Déjà engagé en 2004 dans une démarche d’agriculture raisonnée, Antoine Varoteaux avait alors créé des bandes enherbées à base de fétuque et de dactyle afin de réduire la taille du parcellaire. Après l’intégration, en 2012, de l’exploitation dans l’aire d’alimentation de captage de Marle, « transmettre une eau potable aux générations futures » est devenu pour lui une priorité. Il a donc souscrit l’an dernier à deux MAEC (mesures agro-environnementales et climatiques). La première consiste à réduire l’emploi des phytos, hors herbicides (lire l’encadré ci-dessous). La seconde a pour but de créer des bandes mellifères afin d’améliorer la biodiversité. « Ce programme était établi sur deux ans mais entre-temps les modalités de la mesure ont changé avec, notamment, une augmentation de la largeur minimum des bandes et des compensations financières diminuées. Le projet initial n’a donc pas abouti », informe Antoine Varoteaux (lire l’infographie p. 25).
« Avoir des ruches démontre que les abeilles peuvent cohabiter avec une agriculture raisonnée. »
Faire sa semence de ferme
Sa démarche est toutefois le résultat d’une réflexion plus globale. En 1995, il a opté pour le non-labour à la suite d’une formation avec le chercheur Claude Bourguignon et, simultanément, à sa rencontre avec les équipes techniques de l’entreprise TMCE (qui vend des produits minéraux). Le taux de matière organique est ainsi passé de 1,7 à 2,4 %, avec un indice de battance réduit, une érosion moindre, la portance des sols améliorée, mais aussi une faune plus variée. « 80 % de la vie sur terre se trouve sous terre, donc je prends le temps de l’observer et de mieux comprendre son comportement », affirme l’agriculteur.

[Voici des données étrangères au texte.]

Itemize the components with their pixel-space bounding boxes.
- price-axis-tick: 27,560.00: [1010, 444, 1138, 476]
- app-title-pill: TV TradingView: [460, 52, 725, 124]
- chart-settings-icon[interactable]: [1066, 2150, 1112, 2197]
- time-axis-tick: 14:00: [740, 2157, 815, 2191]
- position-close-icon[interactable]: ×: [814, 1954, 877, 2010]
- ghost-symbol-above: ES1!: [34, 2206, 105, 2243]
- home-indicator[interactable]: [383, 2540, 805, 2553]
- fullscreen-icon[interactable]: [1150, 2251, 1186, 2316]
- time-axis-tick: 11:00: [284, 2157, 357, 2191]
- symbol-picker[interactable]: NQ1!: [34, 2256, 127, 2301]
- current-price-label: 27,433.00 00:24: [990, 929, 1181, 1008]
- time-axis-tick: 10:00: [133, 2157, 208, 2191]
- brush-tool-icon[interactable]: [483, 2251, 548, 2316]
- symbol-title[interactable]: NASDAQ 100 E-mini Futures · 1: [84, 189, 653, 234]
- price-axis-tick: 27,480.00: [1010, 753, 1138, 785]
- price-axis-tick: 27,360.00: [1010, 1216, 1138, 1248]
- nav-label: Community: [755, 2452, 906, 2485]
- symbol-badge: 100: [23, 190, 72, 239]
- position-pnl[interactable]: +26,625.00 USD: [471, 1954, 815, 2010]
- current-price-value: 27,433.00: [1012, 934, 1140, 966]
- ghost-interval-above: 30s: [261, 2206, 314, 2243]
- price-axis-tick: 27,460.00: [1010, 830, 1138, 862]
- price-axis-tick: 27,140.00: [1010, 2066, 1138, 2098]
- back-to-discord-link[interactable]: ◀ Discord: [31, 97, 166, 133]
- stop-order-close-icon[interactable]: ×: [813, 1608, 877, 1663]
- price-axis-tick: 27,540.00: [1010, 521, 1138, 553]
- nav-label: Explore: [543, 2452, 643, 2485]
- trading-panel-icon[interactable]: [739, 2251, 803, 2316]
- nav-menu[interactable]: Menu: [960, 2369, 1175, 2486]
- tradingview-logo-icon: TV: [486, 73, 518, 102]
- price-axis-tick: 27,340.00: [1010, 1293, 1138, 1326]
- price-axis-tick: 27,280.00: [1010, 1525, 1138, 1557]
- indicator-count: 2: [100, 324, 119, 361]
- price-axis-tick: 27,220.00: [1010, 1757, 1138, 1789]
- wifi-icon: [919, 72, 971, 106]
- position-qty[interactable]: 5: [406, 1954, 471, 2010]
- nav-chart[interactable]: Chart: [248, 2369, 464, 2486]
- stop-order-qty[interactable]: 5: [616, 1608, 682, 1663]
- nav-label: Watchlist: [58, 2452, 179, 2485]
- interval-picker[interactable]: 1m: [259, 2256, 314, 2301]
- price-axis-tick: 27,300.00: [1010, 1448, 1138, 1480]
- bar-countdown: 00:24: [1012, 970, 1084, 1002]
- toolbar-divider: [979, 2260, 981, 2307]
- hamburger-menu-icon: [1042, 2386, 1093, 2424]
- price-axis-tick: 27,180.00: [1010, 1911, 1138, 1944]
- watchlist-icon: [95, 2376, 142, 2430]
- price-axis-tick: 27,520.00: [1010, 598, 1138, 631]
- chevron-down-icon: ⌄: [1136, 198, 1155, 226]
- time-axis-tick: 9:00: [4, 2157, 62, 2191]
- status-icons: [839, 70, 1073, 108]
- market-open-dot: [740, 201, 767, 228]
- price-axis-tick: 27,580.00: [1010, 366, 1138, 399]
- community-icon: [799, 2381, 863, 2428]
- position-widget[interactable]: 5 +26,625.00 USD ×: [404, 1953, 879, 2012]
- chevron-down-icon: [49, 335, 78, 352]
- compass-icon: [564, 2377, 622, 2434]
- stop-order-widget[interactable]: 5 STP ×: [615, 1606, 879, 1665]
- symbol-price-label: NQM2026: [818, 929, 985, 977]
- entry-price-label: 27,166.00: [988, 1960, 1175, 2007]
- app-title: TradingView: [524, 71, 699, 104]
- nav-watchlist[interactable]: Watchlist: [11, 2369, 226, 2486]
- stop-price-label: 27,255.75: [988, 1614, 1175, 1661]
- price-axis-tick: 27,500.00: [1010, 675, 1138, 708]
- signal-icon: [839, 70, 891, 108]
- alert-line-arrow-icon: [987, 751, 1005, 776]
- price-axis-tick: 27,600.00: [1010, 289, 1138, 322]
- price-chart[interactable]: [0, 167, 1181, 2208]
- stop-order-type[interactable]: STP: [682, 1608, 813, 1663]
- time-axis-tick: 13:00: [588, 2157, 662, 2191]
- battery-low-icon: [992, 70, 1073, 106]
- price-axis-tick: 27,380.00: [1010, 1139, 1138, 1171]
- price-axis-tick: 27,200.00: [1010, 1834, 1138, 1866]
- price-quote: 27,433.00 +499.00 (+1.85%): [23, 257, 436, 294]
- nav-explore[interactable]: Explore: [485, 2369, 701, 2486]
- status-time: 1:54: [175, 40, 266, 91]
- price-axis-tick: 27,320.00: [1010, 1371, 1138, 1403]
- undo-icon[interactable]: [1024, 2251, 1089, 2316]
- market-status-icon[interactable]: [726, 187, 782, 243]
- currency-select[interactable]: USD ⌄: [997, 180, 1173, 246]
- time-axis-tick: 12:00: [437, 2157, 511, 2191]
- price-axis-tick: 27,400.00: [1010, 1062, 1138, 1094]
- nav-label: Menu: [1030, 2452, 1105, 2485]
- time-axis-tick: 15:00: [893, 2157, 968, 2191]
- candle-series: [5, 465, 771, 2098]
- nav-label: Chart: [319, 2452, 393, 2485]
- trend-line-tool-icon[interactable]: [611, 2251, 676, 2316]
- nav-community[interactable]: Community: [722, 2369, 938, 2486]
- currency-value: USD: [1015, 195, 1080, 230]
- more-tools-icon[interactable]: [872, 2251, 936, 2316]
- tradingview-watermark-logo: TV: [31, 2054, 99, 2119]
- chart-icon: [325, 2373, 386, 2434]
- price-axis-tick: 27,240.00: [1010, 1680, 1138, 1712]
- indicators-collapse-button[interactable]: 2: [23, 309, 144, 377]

Pour lui, pas de biodiversité sans une diversité au sens plus large. Cela passe, depuis vingt-cinq ans, par l’enfouissement des résidus, des apports variés d’amendements organiques, un assolement comprenant de nombreuses espèces d’engrais verts, du colza avec des plantes compagnes… Il pratique l’association de variétés sur blé et colza pour des cultures plus fortes. « Je fais aussi ma semence de ferme car, au fil du temps, cette dernière s’adapte à mon terroir et à mes techniques. Elle devient plus résistante aux bioagresseurs et nécessite moins de phytos », juge-t-il.
En revanche, au niveau de l’assolement, il a dû arrêter le pois de conserve à cause de l’Aphanomyces, mais aussi la féverole en raison de la bruche. « Je ne pouvais pas conserver une culture dégradant la biodiversité. D’ailleurs, avec le retrait des néonicotinoïdes, on peut se questionner quant à l’avenir de la betterave, sur laquelle nous passons désormais plusieurs insecticides contre puceron en végétation. Si on ne fait rien, il pourrait y avoir un désordre environnemental et tout un tissu rural et économique pourrait être remis en cause », s’inquiète l’exploitant.
Réservoir à nectar
Finalement, l’aboutissement de ce parcours demeure la mise en place de trois ruches en 2020. « Les abeilles sont d’excellents indicateurs de la biodiversité, appuie Antoine Varoteaux. Mais accueillir des ruches dans l’exploitation, c’est aussi démontrer que ces insectes peuvent cohabiter avec une agriculture raisonnée, car nous ne sommes pas des pollueurs et n’appliquons que des produits homologués. »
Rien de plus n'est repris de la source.